Has it always been this way?

The tension between security and freedom has been with us for quite some time. In 1798, shortly after we broke away from England and declared our independence, Congress passed the Alien and Sedition Act. While the Act was allegedly in response to the questioned action of the French Revolutionary government on the high seas, it was also political in nature, designed by the Federalist Party and President John Adams to destroy Tomas Jefferson’s Republican Party. The Act empowered the president to arrest and deport aliens considered dangerous and also made it illegal to make public, negative statements about the government. Speaking ill about our government was a crime! Jefferson and Madison fought against the Act, claiming it was unconstitutional. A few decades later, a civil war was fought over the issue of slavery and wrenched the country to its very foundation.

Once again there was a tug between security and freedom. For a while, President Lincoln suspended the writ of habeas corpus which essentially meant that people could be arrested without the ability to challenge why they were being held. Yet, President Lincoln is credited with saving our Union because he fought for freedom for all Americans and the preservation of the ideal of the common bond which makes our country a symbol and example.

Through the years we have not always lived up to this ideal and in retrospect we regret how we handled the interment of Japanese during World War II. Later, with the threat of the Soviet Union, we succumbed in America to the McCarthy era where anyone branded a Communist was subjected to deprivations of freedom, including the ability to make a living. Do you remember?

Who are we Americans?

It is often said that we are immigrants and it is true: we are French, Italian, British, Russian, Asian, African, Iranian, Arabian and so on. We practice every religion known to man. at is why since the beginning of our society we have defined ourselves not by what group we belong to, but by an ideal – an ideal which only works if we protect those who don’t always seem to fit in. We do this almost exclusively by having a system of laws and courts of justice (a tradition traced to Noah) to protect views that at any moment may seem different from what we believe in. America has always been a country that preserves the ideal to be different.
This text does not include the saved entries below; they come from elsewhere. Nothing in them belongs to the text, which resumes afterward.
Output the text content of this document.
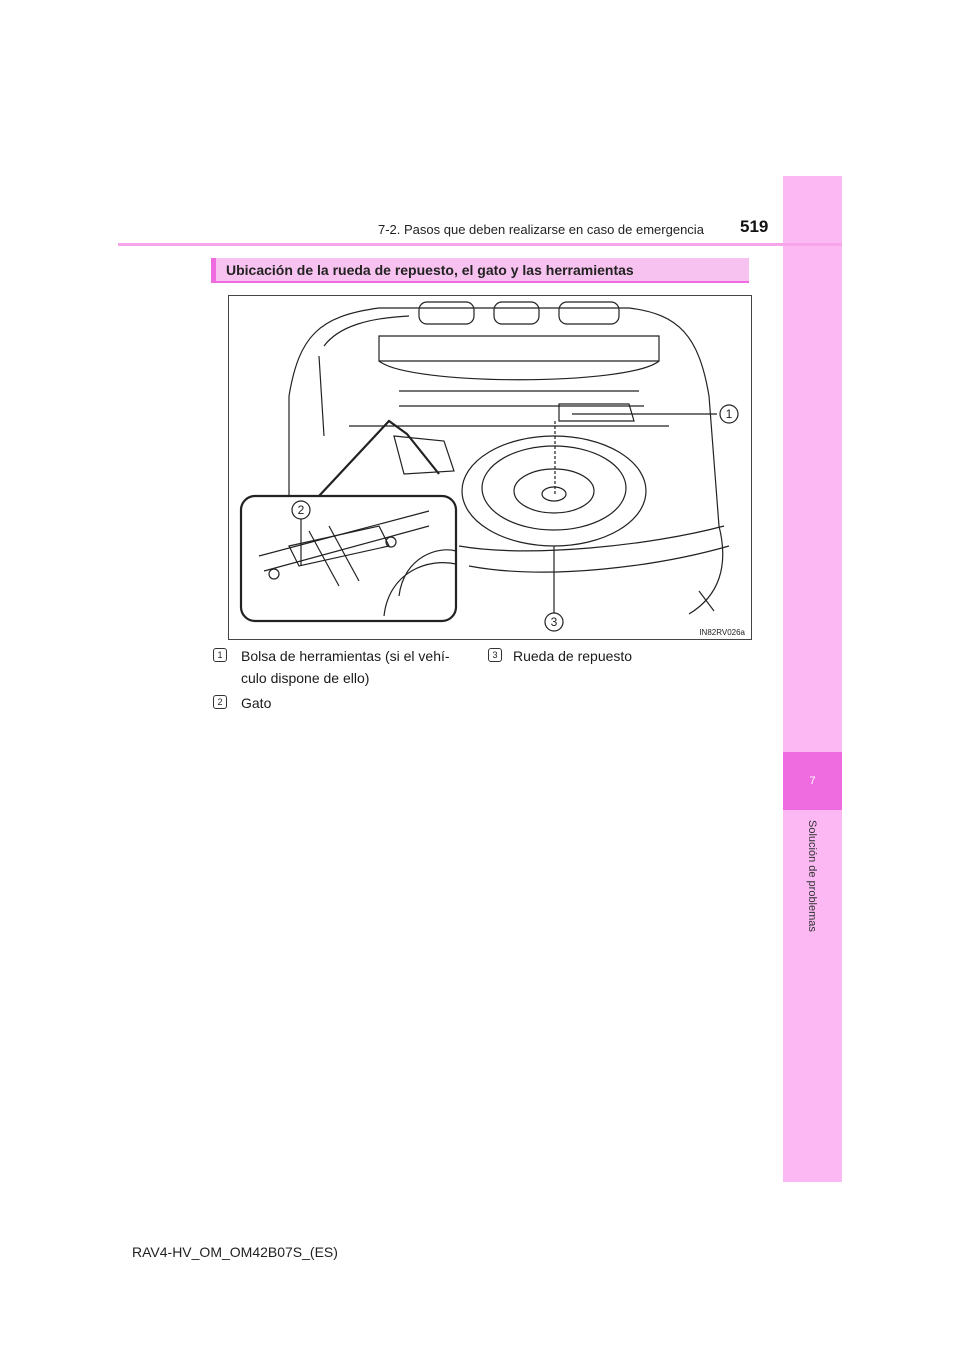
7
Solución de problemas
7-2. Pasos que deben realizarse en caso de emergencia 519
Ubicación de la rueda de repuesto, el gato y las herramientas
1
2
3
IN82RV026a
1	Bolsa de herramientas (si el vehí-
culo dispone de ello)
2	Gato
3	Rueda de repuesto
RAV4-HV_OM_OM42B07S_(ES)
Our differences allow us to remember our individual heritages and practice our own religions. Even in the marketplace we are allowed to create new and strange entrepreneurial ideas that may seem to be a little off the mark, but with hard work it results in people achieving the American dream. Yet it is still true, as Thomas Jefferson once said--whenever we fear for our security, freedom becomes the first casualty.

And once again today we are experiencing the same call to erode our civil liberties in order to preserve our security. It is even said that to oppose this is unpatriotic. Sound familiar? If we are so secure that we have lost the ability to be different or to be free, are we really preserving our American heritage? Recently congress passed, and the president signed, a bill that allows the president to determine who is an enemy combatant to avoid the Geneva Convention requiring international standards for prisoners, to lift the right of habeas corpus, to allow secret evidence and to limit or take away the right to judicial review of convictions. Shades of 1798! The president and congress justify these laws to preserve our security and we might all agree with that since, after all, we all want to be safe. In the midst of all of this turmoil, we are not American if we don’t preserve the very reasons why this country was formed. What is the right balance?

As this difficult tension between security and freedom is played out, think about the words of Martin Niemoeller, a Protestant minister born in 1892. I personally posted his famous quote in a hallway where our kids would see it every day as they were growing up. Niemoeller wrote after World War II:

"First they came for the Communists, but I was not a Communist so I did not speak out. Then they came for the Socialists and the Trade Unionists, but I was neither, so I did not speak out. Then they came for the Jews, but I was not a Jew so I did not speak out. And when they came for me, there was no one left to speak out for me."